Here are two different ways to view the problem.

  1. In a DAG, multiple nodes may have the same child. Traversing the DAG naively would visit the child multiple times — in the worst case, exponentially many times. It is necessary to avoid doing so.
  2. Blaze contains a function that takes a DAG as input and generates a DAG as output (the output is an object graph). The Blaze developers want to ensure that the size of the output DAG is O(|input DAG|). The input DAG is processed bottom up (we ensure that each input node is visited once) and Blaze stores the results of intermediate computations that construct the output DAG with nodes of the input DAG. The key thing the Blaze developers want to avoid is copying intermediate subgraphs that have unbounded size.

More concretely, there is only one Java type for all DAGs, and there is a method flatten(). It's a mistake to call flatten() on certain DAGs, because doing so may cause exponential blowup.

The goal of this project would be to better understand the problem with Blaze/Bazel, to formalize it, and to create a program analysis that solves the problem. You would evaluate your work by running it on the Blaze codebase to discover latent problems, or by providing it to the Blaze developers to run each time they propose a code change. The Blaze/Bazel team is interested in collaborating by evaluating a tool.

Case study of nullness checking

This project is also related to the Bazel/Blaze build system, and was proposed by its development manager.

The Bazel codebase contains 1586 occurrences of the @Nullable annotation. This annotation indicates that a variable may hold a null value. This is valuable documentation and helps programmers avoid null pointer exceptions that would crash Bazel. However, these annotations are not checked by any tool. Instead, programmers have to do their best to obey the @Nullable specifications in the source code. This is a lost opportunity, since documentation is most useful when it is automatically processed and verified. (For several years, Google tried using FindBugs, but they eventually abandoned it: its analysis is too weak, suffering too many false positives and false negatives.)

Despite the programmers' best efforts, null pointer exceptions do still creep into the code, impacting users. The Bazel developers would like to prevent these. They want a guarantee, at compile time, that no null pointer exceptions will occur at run time.

Such a tool already exists: the Nullness Checker of the Checker Framework. It runs as a compiler plug-in, and it issues a warning at every possible null pointer dereference. If it issues no warnings, the code is guaranteed not to throw a NullPointerException at run time.

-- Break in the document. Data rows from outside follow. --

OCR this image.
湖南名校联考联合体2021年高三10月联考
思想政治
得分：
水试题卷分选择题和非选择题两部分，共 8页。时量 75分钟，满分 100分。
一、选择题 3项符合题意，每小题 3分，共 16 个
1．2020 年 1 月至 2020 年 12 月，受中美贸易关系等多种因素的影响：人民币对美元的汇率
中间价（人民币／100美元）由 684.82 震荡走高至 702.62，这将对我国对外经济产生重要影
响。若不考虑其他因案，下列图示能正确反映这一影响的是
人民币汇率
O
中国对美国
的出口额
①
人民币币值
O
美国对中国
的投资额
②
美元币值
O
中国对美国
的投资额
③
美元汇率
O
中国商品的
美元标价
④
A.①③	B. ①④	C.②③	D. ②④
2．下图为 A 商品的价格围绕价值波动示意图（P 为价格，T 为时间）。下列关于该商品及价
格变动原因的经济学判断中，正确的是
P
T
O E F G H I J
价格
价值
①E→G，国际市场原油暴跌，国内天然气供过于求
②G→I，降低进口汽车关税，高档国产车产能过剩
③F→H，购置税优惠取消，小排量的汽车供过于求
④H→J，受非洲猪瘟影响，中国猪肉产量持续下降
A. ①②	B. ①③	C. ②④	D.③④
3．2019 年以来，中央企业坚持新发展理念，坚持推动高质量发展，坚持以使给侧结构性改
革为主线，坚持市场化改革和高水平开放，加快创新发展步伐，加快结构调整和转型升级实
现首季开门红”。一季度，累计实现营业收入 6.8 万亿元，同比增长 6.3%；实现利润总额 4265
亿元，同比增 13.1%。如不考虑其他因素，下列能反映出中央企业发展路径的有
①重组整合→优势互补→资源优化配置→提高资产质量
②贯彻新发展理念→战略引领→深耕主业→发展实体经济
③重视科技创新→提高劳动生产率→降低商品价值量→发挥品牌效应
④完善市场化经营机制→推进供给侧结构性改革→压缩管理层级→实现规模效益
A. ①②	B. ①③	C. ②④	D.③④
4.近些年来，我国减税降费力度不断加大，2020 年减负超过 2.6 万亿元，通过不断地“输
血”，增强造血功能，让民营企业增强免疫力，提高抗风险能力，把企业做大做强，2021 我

The goal of this project is to do a large-scale case study of the Nullness Checker on Bazel. The main goal is to understand how the Nullness Checker can be used on a large-scale industrial codebase. How many lurking bugs does it find? What @Nullable annotations are missing from the codebase because the developers failed to write them? What are its limitations, such as code patterns that it cannot recognize as safe? (You might creating new analyses and incorporating them into the Nullness Checker, or you might just reporting bugs to the Nullness Checker developers for fixing.) What burdens does it place on users? Is the cost-benefit tradeoff worth the effort — that is, should Google adopt this tool more broadly? How should it be improved? Are the most needed improvements in the precision of the analysis, or in the UI of the tooling?